The problem of the moment is that among females of reproductive age in the Southern Resident community, quite a few are not reproducing anywhere near a normal rate. For example, L90, a 30-year-old female named Ballena, and K36, a 20-year-old female named Yoda, are both well into her reproductive years but have not produced any calves, at least as far as anyone has observed. The first birth is often assumed to be at age 15, although younger moms have been seen, such as this past census year when 11-year-old Joy (L119) became a mother.
Meanwhile, 33-year-old L83, known as Moonlight, has not had a documented calf since her first offspring, L110 or Midnight, was born in 2007. That’s 16 years without a known offspring.
L91, a 28-year-old female named Muncher, is the younger sister of Moonlight. Muncher has not had a calf since her son Magic (L122) was her first born eight years ago.
L103, a 20-year-old female named Lapis, had her first offspring Lausuli (L123), a male, in 2015. She has not had another documented calf over the past eight years.

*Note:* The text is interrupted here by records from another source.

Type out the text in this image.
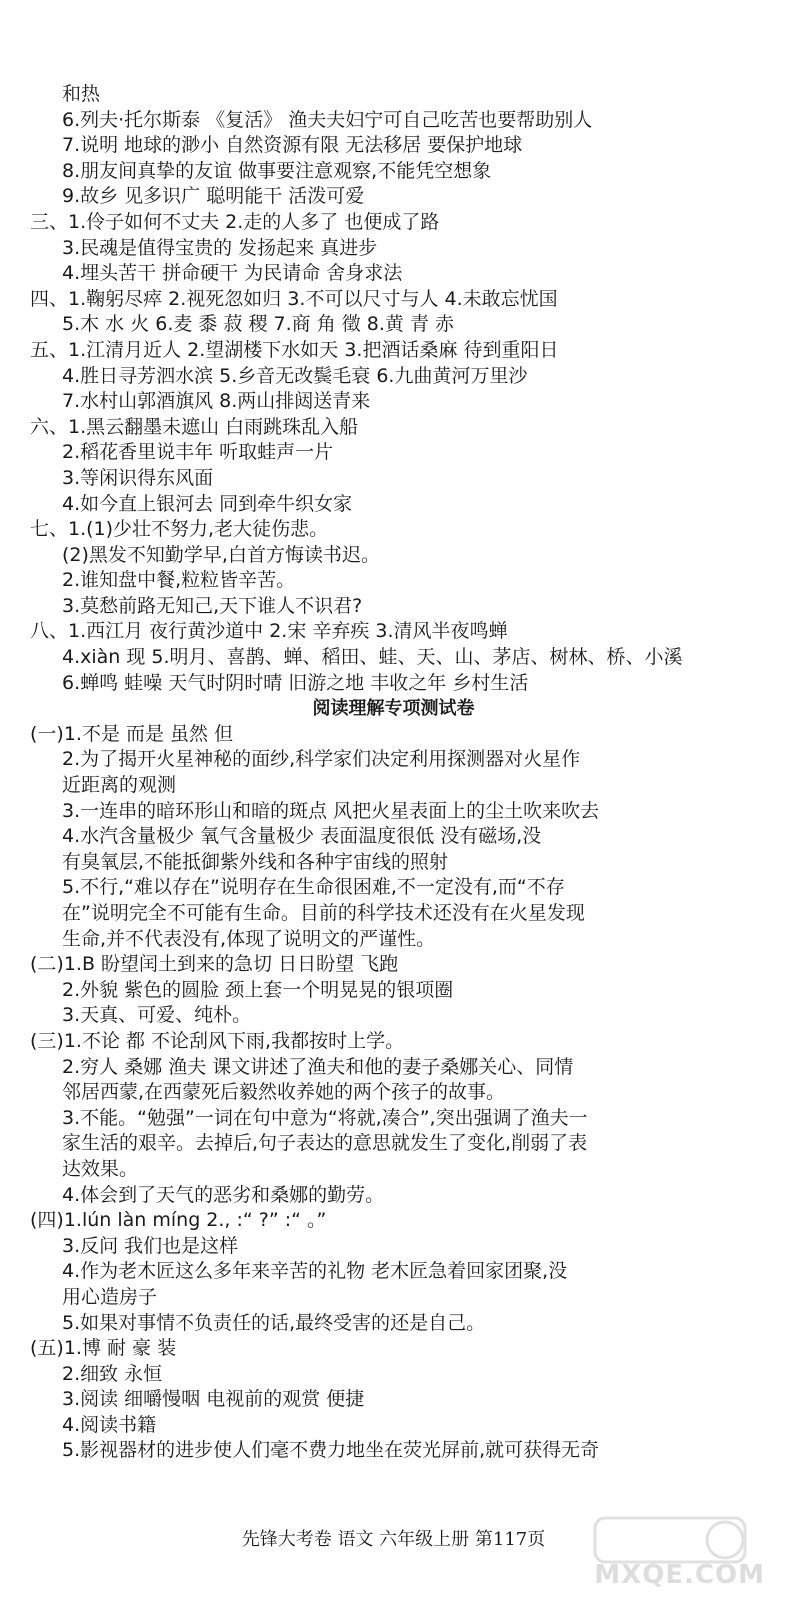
和热
6.列夫·托尔斯泰 《复活》 渔夫夫妇宁可自己吃苦也要帮助别人
7.说明 地球的渺小 自然资源有限 无法移居 要保护地球
8.朋友间真挚的友谊 做事要注意观察,不能凭空想象
9.故乡 见多识广 聪明能干 活泼可爱
三、1.伶子如何不丈夫 2.走的人多了 也便成了路
3.民魂是值得宝贵的 发扬起来 真进步
4.埋头苦干 拼命硬干 为民请命 舍身求法
四、1.鞠躬尽瘁 2.视死忽如归 3.不可以尺寸与人 4.未敢忘忧国
5.木 水 火 6.麦 黍 菽 稷 7.商 角 徵 8.黄 青 赤
五、1.江清月近人 2.望湖楼下水如天 3.把酒话桑麻 待到重阳日
4.胜日寻芳泗水滨 5.乡音无改鬓毛衰 6.九曲黄河万里沙
7.水村山郭酒旗风 8.两山排闼送青来
六、1.黑云翻墨未遮山 白雨跳珠乱入船
2.稻花香里说丰年 听取蛙声一片
3.等闲识得东风面
4.如今直上银河去 同到牵牛织女家
七、1.(1)少壮不努力,老大徒伤悲。
(2)黑发不知勤学早,白首方悔读书迟。
2.谁知盘中餐,粒粒皆辛苦。
3.莫愁前路无知己,天下谁人不识君?
八、1.西江月 夜行黄沙道中 2.宋 辛弃疾 3.清风半夜鸣蝉
4.xiàn 现 5.明月、喜鹊、蝉、稻田、蛙、天、山、茅店、树林、桥、小溪
6.蝉鸣 蛙噪 天气时阴时晴 旧游之地 丰收之年 乡村生活
阅读理解专项测试卷
(一)1.不是 而是 虽然 但
2.为了揭开火星神秘的面纱,科学家们决定利用探测器对火星作
近距离的观测
3.一连串的暗环形山和暗的斑点 风把火星表面上的尘土吹来吹去
4.水汽含量极少 氧气含量极少 表面温度很低 没有磁场,没
有臭氧层,不能抵御紫外线和各种宇宙线的照射
5.不行,“难以存在”说明存在生命很困难,不一定没有,而“不存
在”说明完全不可能有生命。目前的科学技术还没有在火星发现
生命,并不代表没有,体现了说明文的严谨性。
(二)1.B 盼望闰土到来的急切 日日盼望 飞跑
2.外貌 紫色的圆脸 颈上套一个明晃晃的银项圈
3.天真、可爱、纯朴。
(三)1.不论 都 不论刮风下雨,我都按时上学。
2.穷人 桑娜 渔夫 课文讲述了渔夫和他的妻子桑娜关心、同情
邻居西蒙,在西蒙死后毅然收养她的两个孩子的故事。
3.不能。“勉强”一词在句中意为“将就,凑合”,突出强调了渔夫一
家生活的艰辛。去掉后,句子表达的意思就发生了变化,削弱了表
达效果。
4.体会到了天气的恶劣和桑娜的勤劳。
(四)1.lún làn míng 2., :“ ?” :“ 。”
3.反问 我们也是这样
4.作为老木匠这么多年来辛苦的礼物 老木匠急着回家团聚,没
用心造房子
5.如果对事情不负责任的话,最终受害的还是自己。
(五)1.博 耐 豪 装
2.细致 永恒
3.阅读 细嚼慢咽 电视前的观赏 便捷
4.阅读书籍
5.影视器材的进步使人们毫不费力地坐在荧光屏前,就可获得无奇
先锋大考卷 语文 六年级上册 第117页
MXQE.COM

Since some of the females have had at least one calf, that suggests that the potential may exist for these females to produce more offspring, said Michael Weiss. If the problem is a lack of food or other conditions needed to make Southern Residents healthy, then maybe people will be able to find solutions, Michael said.
“From my perspective, the situation is bleak, but there is hope,” he said. “When you look at the number of reproductive-aged females, it is similar to what we see in Northern Residents. Quite a few whales have had failed pregnancies, so we know they can get pregnant. We just need to get them what they need to get through.”
Environmental restoration is underway, Michael noted. The removal of dams on the Elwha River near Port Angeles (Encyclopedia of Puget Sound) appears to be increasing the number of Chinook salmon — the primary prey of the orcas. Benefits also could come from dam removal underway recently on the Klamath River along the California-Oregon border (Associated Press), he said. Certainly, more can be done.
For a time, it looked as if the sex ratio was shifting further toward males in the Southern Resident population, he said. That was a worrisome proposition, but things may be changing, as very young females now outnumber very young males, providing the potential for more births in the coming years.